Le due disposizioni ricordate, l'art. 8, terzo comma della legge del 1965 e l'art. 230-bis, quinto comma, del codice civile, appaiono ispirate alla medesima ratio che, a sua volta, presenta elementi di affinità con quella sottesa alla disciplina di cui all'art. 4 della legge n. 97 del 1994. In quest'ultima normativa il meccanismo successorio, nelle prime due quello della prelazione, sono attivati allo scopo di garantire l'integrità dell'azienda oggetto della successione mortis causa e di privilegiare, al contempo, determinate categorie di soggetti che si identificano, nell'art. 8, terzo comma della legge del 1965, e nell'art. 230-bis del codice civile, rispettivamente con i componenti dell'impresa familiare coltivatrice (art. 8, III comma) e con i partecipi all'impresa familiare (art. 230-bis); nell'art. 4 della legge del 1994, con l'erede ex affittuario forzoso in possesso dei requisiti prescritti.

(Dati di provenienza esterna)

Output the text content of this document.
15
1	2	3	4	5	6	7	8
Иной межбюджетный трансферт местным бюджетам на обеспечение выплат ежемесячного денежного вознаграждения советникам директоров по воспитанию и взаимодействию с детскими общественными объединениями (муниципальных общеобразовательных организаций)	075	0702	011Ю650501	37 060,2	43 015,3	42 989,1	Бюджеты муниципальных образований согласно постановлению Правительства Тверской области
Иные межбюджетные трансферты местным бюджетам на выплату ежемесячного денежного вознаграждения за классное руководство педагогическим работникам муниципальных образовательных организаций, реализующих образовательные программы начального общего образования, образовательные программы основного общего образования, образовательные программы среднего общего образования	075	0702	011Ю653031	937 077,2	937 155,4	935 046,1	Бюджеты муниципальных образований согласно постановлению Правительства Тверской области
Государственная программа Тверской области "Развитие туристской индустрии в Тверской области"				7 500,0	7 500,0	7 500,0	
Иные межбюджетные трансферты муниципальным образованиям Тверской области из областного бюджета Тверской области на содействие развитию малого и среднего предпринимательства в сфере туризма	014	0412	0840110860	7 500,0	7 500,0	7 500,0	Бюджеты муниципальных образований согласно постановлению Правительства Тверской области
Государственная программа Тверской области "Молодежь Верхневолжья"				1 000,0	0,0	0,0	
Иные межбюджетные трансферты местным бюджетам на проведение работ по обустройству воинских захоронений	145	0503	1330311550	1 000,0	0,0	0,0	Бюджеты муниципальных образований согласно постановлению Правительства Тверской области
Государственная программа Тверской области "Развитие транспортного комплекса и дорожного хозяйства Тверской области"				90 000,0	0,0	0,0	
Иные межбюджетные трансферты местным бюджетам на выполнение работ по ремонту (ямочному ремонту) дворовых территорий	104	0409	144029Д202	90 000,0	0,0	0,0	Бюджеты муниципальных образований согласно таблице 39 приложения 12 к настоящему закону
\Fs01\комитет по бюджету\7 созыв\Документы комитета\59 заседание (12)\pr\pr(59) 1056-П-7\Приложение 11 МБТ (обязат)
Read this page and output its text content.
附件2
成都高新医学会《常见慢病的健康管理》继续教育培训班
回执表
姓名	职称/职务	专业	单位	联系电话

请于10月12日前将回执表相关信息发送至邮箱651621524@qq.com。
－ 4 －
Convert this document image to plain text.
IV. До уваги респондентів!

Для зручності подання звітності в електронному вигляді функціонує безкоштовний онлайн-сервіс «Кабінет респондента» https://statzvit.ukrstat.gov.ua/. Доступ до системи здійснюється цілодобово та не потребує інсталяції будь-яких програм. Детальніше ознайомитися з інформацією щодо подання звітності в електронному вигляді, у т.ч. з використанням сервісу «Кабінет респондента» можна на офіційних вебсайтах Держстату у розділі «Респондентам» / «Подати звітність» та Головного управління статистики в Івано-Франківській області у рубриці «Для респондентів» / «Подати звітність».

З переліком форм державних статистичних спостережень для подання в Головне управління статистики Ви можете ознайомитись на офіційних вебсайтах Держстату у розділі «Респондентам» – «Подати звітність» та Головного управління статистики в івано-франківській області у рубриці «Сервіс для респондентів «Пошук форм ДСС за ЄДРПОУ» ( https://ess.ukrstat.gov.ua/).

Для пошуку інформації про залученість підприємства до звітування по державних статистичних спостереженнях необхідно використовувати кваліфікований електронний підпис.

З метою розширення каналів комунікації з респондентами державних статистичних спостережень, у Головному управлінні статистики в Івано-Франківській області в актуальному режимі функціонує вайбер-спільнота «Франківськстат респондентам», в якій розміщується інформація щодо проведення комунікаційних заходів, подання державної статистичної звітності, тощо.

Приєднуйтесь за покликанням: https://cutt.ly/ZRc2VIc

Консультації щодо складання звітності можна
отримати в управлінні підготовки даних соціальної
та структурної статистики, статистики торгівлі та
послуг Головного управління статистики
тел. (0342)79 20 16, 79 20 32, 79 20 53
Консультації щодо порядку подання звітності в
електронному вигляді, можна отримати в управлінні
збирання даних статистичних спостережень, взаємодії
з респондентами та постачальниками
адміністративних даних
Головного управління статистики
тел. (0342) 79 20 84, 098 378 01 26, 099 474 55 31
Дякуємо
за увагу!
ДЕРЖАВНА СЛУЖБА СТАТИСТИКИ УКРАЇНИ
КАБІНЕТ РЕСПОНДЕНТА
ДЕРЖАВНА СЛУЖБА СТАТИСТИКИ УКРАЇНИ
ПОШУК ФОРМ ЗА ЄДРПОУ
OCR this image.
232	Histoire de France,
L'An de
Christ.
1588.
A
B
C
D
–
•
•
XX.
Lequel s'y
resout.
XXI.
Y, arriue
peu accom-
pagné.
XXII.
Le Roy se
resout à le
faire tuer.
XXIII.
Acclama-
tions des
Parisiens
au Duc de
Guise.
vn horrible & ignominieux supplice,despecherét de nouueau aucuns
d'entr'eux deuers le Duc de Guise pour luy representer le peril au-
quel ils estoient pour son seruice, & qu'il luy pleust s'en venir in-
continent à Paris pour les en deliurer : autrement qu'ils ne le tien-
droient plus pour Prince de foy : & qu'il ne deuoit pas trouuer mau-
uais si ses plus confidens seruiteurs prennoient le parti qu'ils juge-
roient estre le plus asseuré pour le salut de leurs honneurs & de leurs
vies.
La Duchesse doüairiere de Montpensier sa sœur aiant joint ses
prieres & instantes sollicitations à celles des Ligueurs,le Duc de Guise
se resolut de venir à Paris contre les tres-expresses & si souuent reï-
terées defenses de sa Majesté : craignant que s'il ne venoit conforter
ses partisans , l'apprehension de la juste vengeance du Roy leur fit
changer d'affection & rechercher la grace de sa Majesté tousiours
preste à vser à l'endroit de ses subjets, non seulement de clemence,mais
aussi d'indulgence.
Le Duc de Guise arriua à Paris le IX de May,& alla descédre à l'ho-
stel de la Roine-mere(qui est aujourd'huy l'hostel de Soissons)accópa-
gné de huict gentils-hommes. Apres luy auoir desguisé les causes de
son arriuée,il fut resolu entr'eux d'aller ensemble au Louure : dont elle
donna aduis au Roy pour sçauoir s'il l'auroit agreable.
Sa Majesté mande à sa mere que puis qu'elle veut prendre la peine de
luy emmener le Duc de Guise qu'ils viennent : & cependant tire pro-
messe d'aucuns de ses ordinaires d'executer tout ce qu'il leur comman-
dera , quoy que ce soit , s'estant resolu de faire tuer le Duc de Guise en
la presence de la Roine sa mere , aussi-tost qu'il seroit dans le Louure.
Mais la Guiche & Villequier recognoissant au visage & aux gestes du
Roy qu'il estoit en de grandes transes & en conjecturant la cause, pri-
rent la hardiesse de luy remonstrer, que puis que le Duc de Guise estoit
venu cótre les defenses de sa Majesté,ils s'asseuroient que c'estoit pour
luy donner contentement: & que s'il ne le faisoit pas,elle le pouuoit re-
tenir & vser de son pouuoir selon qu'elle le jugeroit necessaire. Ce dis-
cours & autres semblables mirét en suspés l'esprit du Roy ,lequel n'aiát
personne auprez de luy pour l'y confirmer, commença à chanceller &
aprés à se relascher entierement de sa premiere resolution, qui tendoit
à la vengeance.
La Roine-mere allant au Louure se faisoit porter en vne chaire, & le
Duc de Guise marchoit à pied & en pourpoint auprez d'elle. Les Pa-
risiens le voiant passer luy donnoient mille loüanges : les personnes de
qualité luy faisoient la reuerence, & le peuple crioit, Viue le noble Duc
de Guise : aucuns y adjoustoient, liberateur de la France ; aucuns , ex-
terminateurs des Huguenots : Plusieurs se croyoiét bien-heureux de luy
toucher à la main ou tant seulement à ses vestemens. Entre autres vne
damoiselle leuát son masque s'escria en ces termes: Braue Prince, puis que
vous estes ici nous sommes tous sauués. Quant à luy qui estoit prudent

Con riferimento in particolare alla fattispecie di cui al V comma dell'art. 230-bis, sarebbe forse possibile cogliere ulteriori elementi di affinità in termini di acquisto coattivo.

Ci conduce a questa conclusione l'adesione a quella particolare lettura del V comma dell'art. 230-bis che nega alla prelazione contemplata dalla norma, natura di prelazione in senso tecnico, come da altri viceversa sostenuto [14], e la configura in termini di "diritto all'acquisto coattivo" che i familiari partecipi vantano nei confronti dei coeredi non partecipi [15].

Le argomentazioni addotte a sostegno di questa tesi sono note: si evidenzia la duplice circostanza che nel nostro ordinamento la prelazione è generalmente collegata ad atti di trasferimento, mentre nel caso di specie sarebbe legata ad una divisione ereditaria; e che non sarebbe possibile nell'ipotesi de qua individuare un terzo rispetto al quale i familiari vengono preferiti; oltre alla considerazione che non sembrerebbe agevolmente verificabile quella parità di condizioni sulla cui base può scattare la prelazione [16].

Siamo dunque di fronte ad un importante precedente di acquisto coattivo, di portata indubbiamente più ampia rispetto a quello di cui alla legge del 1994, dal momento che l'art. 230-bis spazia nel suo potenziale àmbito operativo, ben oltre i ristretti confini dell'agricoltura.

Un altro significativo precedente di acquisto coattivo è ravvisabile nella disposizione contenuta nel X comma dell'art. 8 della legge n. 590 del 1965. La norma contempla la fattispecie in cui il componente di una famiglia coltivatrice abbia cessato di far parte della conduzione colonica comune e non abbia venduto nei cinque anni decorrenti dal giorno in cui ha lasciato l'azienda, la quota di fondo di sua spettanza. In presenza di tali presupposti, la disposizione in esame riconosce agli altri componenti, il diritto di riscattare la predetta quota al prezzo ritenuto congruo dall'Ispettorato provinciale dell'agricoltura, con le agevolazioni previste dalla legge medesima, sempre che l'acquisto sia fatto allo scopo di assicurare il consolidamento di un'impresa familiare coltivatrice di dimensioni economicamente efficienti [17].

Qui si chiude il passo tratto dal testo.